A 2TM, holding do Mercado Bitcoin, está reformulando seu braço voltado a clientes de altíssima renda e investidores institucionais, em uma aposta na popularização das criptomoedas junto às tesourarias de grandes empresas, gestoras independentes e family offices. 

Desde 2018, esses clientes eram atendidos pela área de OTC (sigla em inglês para “mercado de balcão”) do Mercado Bitcoin, movimentando cerca de R$ 100 milhões no período. Parte importante da clientela era formada por investidores que queriam operar “arbitragem” — lucrar com a diferença de preço entre as corretoras de criptmoedas pelo mundo. 

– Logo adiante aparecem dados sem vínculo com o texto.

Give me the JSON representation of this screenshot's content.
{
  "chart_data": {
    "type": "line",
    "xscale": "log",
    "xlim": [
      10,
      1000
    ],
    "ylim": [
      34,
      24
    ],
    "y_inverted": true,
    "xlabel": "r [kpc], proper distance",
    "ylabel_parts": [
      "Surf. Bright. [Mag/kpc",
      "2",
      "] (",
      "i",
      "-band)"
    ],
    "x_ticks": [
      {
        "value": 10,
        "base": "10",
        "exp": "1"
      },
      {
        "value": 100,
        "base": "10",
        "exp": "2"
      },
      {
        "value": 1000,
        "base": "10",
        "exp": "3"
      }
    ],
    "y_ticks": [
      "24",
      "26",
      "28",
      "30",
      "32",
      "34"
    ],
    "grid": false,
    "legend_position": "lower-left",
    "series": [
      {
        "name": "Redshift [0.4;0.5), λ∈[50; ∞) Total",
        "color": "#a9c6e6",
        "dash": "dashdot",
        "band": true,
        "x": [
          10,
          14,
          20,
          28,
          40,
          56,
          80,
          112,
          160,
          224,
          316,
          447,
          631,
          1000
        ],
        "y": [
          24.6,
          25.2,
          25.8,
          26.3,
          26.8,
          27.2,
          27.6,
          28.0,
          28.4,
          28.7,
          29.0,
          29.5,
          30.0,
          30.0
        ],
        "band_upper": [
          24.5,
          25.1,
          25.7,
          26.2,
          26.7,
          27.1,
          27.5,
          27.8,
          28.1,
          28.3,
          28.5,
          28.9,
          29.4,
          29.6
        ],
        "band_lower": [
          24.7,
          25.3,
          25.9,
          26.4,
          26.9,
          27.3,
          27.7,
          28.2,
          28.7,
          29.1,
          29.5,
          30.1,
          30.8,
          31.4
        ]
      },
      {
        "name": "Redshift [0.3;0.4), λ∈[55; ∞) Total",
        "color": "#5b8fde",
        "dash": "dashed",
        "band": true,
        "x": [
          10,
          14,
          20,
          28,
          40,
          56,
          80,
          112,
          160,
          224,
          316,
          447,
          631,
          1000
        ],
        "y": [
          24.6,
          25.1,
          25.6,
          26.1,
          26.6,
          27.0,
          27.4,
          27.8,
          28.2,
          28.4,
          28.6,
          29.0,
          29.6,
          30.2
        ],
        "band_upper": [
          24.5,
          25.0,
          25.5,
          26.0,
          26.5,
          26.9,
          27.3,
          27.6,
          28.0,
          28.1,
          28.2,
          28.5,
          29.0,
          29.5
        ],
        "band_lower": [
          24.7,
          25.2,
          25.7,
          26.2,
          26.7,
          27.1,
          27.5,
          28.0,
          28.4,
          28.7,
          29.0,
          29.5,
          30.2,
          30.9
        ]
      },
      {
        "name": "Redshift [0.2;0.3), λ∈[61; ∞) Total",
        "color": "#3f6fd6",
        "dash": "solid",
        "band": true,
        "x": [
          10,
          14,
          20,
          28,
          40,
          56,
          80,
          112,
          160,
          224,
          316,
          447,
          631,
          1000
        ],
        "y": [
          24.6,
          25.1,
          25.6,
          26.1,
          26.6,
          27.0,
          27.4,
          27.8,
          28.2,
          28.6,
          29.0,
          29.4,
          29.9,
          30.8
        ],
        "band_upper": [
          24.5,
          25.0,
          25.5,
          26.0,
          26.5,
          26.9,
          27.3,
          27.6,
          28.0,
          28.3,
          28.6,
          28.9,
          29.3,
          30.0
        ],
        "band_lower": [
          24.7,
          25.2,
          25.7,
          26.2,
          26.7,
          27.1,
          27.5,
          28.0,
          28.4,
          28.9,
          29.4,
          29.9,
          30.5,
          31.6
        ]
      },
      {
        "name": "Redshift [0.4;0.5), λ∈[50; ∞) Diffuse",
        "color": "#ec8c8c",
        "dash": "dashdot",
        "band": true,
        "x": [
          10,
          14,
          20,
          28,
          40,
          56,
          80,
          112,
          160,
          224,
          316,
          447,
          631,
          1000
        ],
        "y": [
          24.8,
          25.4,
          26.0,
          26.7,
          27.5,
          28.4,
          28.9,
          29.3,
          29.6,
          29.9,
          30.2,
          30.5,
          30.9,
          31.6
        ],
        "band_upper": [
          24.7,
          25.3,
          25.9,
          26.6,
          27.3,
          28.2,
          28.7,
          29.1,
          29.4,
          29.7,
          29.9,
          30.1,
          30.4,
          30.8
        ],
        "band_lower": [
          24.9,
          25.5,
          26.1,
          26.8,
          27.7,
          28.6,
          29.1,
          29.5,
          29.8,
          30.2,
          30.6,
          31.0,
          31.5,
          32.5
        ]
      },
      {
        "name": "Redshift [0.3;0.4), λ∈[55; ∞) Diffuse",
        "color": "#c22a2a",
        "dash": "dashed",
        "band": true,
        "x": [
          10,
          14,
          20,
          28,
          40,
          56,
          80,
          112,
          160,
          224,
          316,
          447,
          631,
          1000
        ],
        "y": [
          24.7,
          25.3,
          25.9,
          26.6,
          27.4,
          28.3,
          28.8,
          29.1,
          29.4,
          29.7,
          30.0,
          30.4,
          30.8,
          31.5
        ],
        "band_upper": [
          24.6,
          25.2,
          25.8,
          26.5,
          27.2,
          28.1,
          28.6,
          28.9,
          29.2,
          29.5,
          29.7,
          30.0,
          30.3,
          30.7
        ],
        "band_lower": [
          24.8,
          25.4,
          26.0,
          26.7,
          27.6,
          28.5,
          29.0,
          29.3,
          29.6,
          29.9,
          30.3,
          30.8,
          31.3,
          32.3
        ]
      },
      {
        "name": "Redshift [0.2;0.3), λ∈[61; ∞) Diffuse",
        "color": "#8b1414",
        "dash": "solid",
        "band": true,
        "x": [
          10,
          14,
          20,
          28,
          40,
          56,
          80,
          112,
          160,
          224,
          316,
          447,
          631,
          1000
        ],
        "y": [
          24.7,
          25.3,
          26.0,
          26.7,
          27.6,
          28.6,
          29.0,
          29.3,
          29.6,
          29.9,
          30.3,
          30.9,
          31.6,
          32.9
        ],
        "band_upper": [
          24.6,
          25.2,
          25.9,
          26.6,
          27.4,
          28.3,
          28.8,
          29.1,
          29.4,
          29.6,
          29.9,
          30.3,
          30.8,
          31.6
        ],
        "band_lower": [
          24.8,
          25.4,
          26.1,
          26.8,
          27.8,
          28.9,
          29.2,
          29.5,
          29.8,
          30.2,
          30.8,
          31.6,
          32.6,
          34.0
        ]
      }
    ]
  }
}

Agora, a holding transformou o negócio em uma nova fintech, a MezaPro, com a meta de dobrar a cifra até o fim do ano. O foco são clientes cujas ordens de compra de bitcoins e afins superem R$ 100 mil. 

— Assim como existem mesas de câmbio, nós criamos uma mesa de criptoativos. Com a entrada das chamadas “grandes baleias”, que são os institucionais, temos uma enorme expectativa sobre esse mercado. Mas clientes que precisavam operar grandes volumes tinham carência de informação e não tinham a quem recorrer no Brasil — afirma o diretor Guto Antunes (foto), que chegou ao grupo em março vindo da área institucional da tesouraria do Safra.

A criação da MezaPro responde a uma demanda que já vinha crescendo organicamente. Desde novembro, a base de clientes institucionais do Mercado Bitcoin cresceu 50%, segundo Antunes. 

— Antes, quem investia nesse mercado era uma espécie de cyberpunk. Isso acabou, e hoje está muito clara uma correlação direta entre o mercado tradicional e o de criptomoedas. Na semana passada, a tesouraria de uma empresa brasileira de capital aberto fez sua primeira alocação em criptoativos para testar uma nova política de investimentos, por exemplo — diz o executivo, sem citar o nome da companhia.